GRINBAUM, Alexei, Les robots et le mal, Paris, Desclée de Brouwer, coll. Essais-Documents, 2019.

Alors que les programmeurs s’acharnent à créer une machine angélique qui ne répandrait que le bien au sein de la « cité numérique », Alexei Grinbaum se demande comment extirper les individus numériques des griffes du bien et du mal, afin qu’ils ne deviennent pas les nouveaux « agents moraux ». En effet, la morale est propre à l’humain, le fruit de son intelligence et de son discernement ce dont n’est pas (encore) capable l’intelligence artificielle.

Selon ce physicien et philosophe, l’éthique de l’intelligence artificielle réside dans le hasard, un concept auquel l’humain accorde une confiance aveugle. En effet le hasard est un concept auquel nous nous référons lorsque la prise d’une décision nous met dans une situation d’injustice. Nous lui accordons donc notre confiance afin d’effectuer un choix en toute objectivité.

Une fois quelques cas concrets relatés — l’accident mortel provoqué par une voiture autonome en 2017 dans l’Arizona, l’intervention salvatrice de l’assistant domestique Google Home dans une dispute conjugale en 2017 au États-Unis1 …— Alexei Grinbaum utilise l’homologie pour établir des corrélations entre : éthique, mythe et religion — la fonction de Satan et celle des individus numériques, l’intemporalité du mythe et de l’éthique, la fonction du secret dans la technique et la religion2 …— L’auteur interroge notre sacralisation de la technique pour définir la nature même de l’individu numérique et sa relation aux humains de la « cité numérique ». Après avoir défendu l’importance paradoxale du fonctionnement opaque des machines dans la mesure où il est nécessaire que l’utilisateur ne sache pas tout du fonctionnement des machines pour leur accorder sa confiance3, le philosophe fait l’apologie du hasard dans les situations où l’IA est confrontée à un problème éthique et interroge la responsabilité juridique de l’individu numérique dans ses choix. C’est ainsi qu’il montre qu’une part d’obscurité subsiste dans la considération de l’individu numérique par les lois4. En réponse, il termine son argumentation par la méthode « métanumérique » qui détermine les valeurs intrinsèques à la machine, libérée de tout anthropomorphisme. Nous comprenons alors que pour s’extirper de toutes ces impasses entre éthique et individu numérique, il faut établir des concepts du bien et du mal propre à l’IA5.

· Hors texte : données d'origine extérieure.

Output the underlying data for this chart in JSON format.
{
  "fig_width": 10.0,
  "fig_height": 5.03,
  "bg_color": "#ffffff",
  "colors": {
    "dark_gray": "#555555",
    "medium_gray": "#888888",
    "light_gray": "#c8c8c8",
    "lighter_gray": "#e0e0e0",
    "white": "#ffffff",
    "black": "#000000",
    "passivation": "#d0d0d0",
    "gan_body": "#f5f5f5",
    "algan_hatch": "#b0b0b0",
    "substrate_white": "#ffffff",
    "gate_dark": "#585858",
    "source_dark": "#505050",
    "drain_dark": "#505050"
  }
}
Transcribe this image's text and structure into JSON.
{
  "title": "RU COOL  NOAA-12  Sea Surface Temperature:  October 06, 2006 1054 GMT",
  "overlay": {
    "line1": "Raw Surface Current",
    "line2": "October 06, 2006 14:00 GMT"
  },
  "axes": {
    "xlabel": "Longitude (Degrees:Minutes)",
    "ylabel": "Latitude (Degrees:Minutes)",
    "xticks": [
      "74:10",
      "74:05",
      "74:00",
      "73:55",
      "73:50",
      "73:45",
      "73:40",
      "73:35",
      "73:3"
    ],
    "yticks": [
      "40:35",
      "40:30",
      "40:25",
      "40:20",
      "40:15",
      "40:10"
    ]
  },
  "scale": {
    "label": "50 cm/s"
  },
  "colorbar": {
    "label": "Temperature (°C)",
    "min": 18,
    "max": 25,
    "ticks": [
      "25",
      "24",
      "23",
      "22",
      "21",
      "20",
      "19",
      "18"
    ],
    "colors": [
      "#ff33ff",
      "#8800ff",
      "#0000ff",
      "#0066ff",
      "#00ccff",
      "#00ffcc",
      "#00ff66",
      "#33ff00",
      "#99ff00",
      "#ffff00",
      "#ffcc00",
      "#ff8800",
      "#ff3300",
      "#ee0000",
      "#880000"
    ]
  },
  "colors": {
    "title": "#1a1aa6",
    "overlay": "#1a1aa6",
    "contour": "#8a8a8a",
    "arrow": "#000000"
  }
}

Pour arriver à ses fins, Alexei Grinbaum s’appuie sur les concepts : d’homologie ; d’éthique ; de hasard ; de secret ; de bien et de mal ; de mimétisme ; de délation qui consiste à dénoncer des actes méprisables ; de métanumérique ; de responsabilité noxale qui consiste à être responsable des actes des personnes, objets ou êtres vivants sur lesquels on a le pouvoir dans la Rome antique.

Alexei Grinbaum semble interroger la responsabilité du designer dans la relation de confiance entre l’individu numérique et l’utilisateur, car le concepteur a indirectement la main sur le degré d’opacité du fonctionnement des machines lorsqu’il conçoit leurs interfaces. Par exemple le design est responsable de l’import du vocabulaire, des usages et de la compréhension du bureau réel dans l’ordinateur. Ces éléments fonctionnent comme des dispositifs au sens de Giorgio Agamben6, ils contraignent notre perception des individus numériques et inhibent notre libre arbitre vis à vis de leur utilisation. Étant donné qu’il n’y a pas d’extériorité possible à la technique comme l’affirme Bernard Stiegler7, il revient notamment au designer la responsabilité d’éclairer l’utilisateur sur le fonctionnement réel de ces dispositifs afin de les transformer en appareils comme le propose Anthony Masure8.

Karim ALLAIN, Master 2 « Design, Arts et Médias » Paris 1 Panthéon-Sorbonne, 2021-2022.


  1. GRINBAUM, Alexei, Les robots et le mal, Paris, Desclée de Brouwer, coll. Essais-Documents, 2019, p.17-30. 

  2. GRINBAUM, Alexei, Les robots et le mal, op. cit., p. 31-64. 

  3. Ibidem, p. 65-102. 

  4. Ibid., p. 103-155. 

  5. Id., p. 157-202. 

  6. AGAMBEN, Giorgio, Qu’est-ce-qu’un dispositif ?, Paris, Rivages, coll. Rivages Poches Petite Bibliothèque, 2014. 

  7. STEIGLER, Bernard, La technique et le temps, Paris, Fayard, coll. Sciences humaines, 2018. 

  8. MASURE, Anthony, Design et humanités numériques, Paris, B42, coll. Esthétique des données, 2017.